The Great Alone, by Kristin Hannah
Started 03.24.20 • Finished 04.08.20 / 4 stars
A girl was like a kite; without her mother’s strong, steady hold on the string, she might just float away, be lost somewhere among the clouds.
This was the March pick for my neighborhood book club. I'd read Kristin Hannah before and enjoyed her very much. It's another book where the descriptions of the landscape actually added to the read, rather than becoming tedious and boring.
“Where are you from?” he asked. Leni never knew how to answer that question. It implied a permanence, a Before that had never existed for her. She’d never thought of any place as home.
This is a coming-of-age story and the process for the main character, Leni, was difficult in a number of ways, and made me as the reader hurt for her. I also felt especially for Matthew as he really did nothing wrong except being the son of the wrong man.

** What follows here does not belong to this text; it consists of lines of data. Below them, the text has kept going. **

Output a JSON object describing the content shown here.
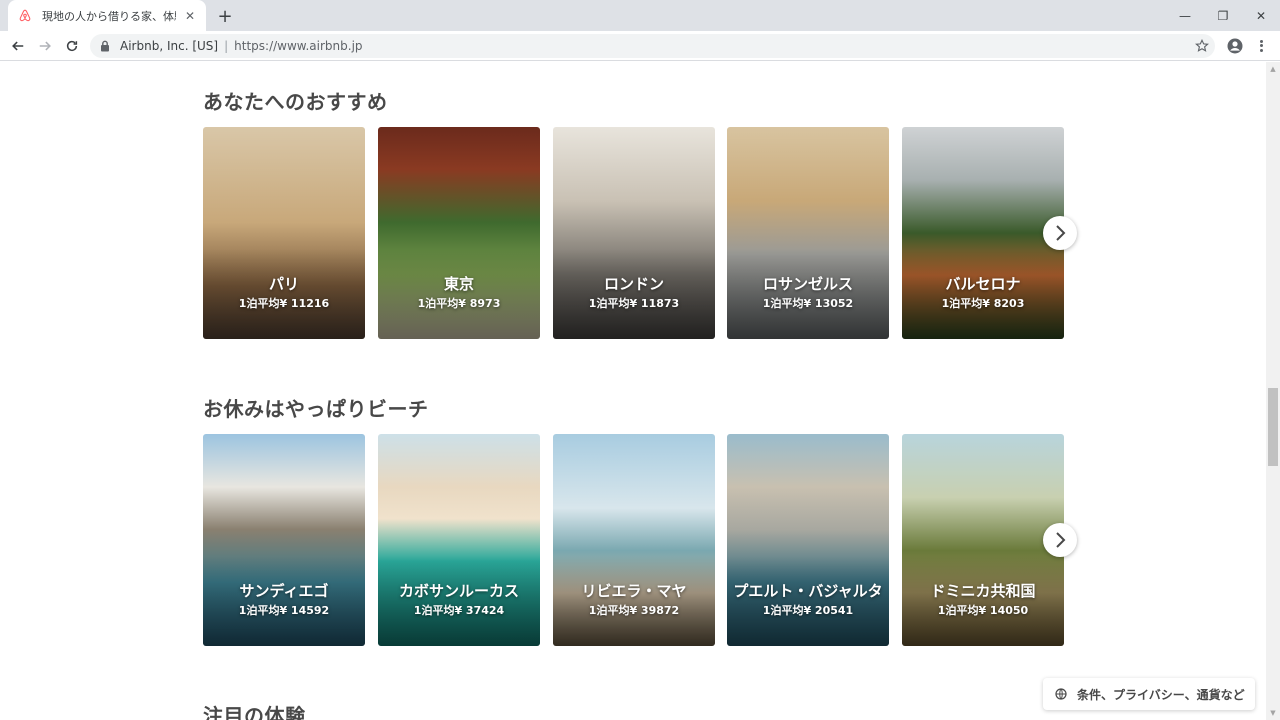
{
  "browser": {
    "tab_title": "現地の人から借りる家、体験&スポット",
    "tab_close": "✕",
    "new_tab": "+",
    "site_identity": "Airbnb, Inc. [US]",
    "separator": "|",
    "url": "https://www.airbnb.jp",
    "window_controls": {
      "minimize": "—",
      "restore": "❐",
      "close": "✕"
    }
  },
  "sections": [
    {
      "title": "あなたへのおすすめ",
      "cards": [
        {
          "city": "パリ",
          "price": "1泊平均¥ 11216"
        },
        {
          "city": "東京",
          "price": "1泊平均¥ 8973"
        },
        {
          "city": "ロンドン",
          "price": "1泊平均¥ 11873"
        },
        {
          "city": "ロサンゼルス",
          "price": "1泊平均¥ 13052"
        },
        {
          "city": "バルセロナ",
          "price": "1泊平均¥ 8203"
        }
      ]
    },
    {
      "title": "お休みはやっぱりビーチ",
      "cards": [
        {
          "city": "サンディエゴ",
          "price": "1泊平均¥ 14592"
        },
        {
          "city": "カボサンルーカス",
          "price": "1泊平均¥ 37424"
        },
        {
          "city": "リビエラ・マヤ",
          "price": "1泊平均¥ 39872"
        },
        {
          "city": "プエルト・バジャルタ",
          "price": "1泊平均¥ 20541"
        },
        {
          "city": "ドミニカ共和国",
          "price": "1泊平均¥ 14050"
        }
      ]
    },
    {
      "title": "注目の体験"
    }
  ],
  "footer": {
    "label": "条件、プライバシー、通貨など"
  },
  "colors": {
    "brand": "#FF5A5F",
    "text": "#484848"
  }
}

Leni didn’t want to think about a loss like that, the bone-breaking magnitude of it, but at a time like this there was no looking away, and when she did look it in the face, without blinking or turning away, she knew this: if she were Matthew, she would need a friend right now. Who knew how the friend could help, whether offering silent companionship or a clatter of words was better? That, the how, she would have to figure out on her own. But the what—friendship—that she knew for sure.
I docked a star because I found the last part of the story to be borderline unbelievable. However, I was relieved to see some sort of justice done and some form of reconciliation and family emerge from the rubble of broken relationships.
Such a thin veil separated the past from the present; they existed simultaneously in the human heart.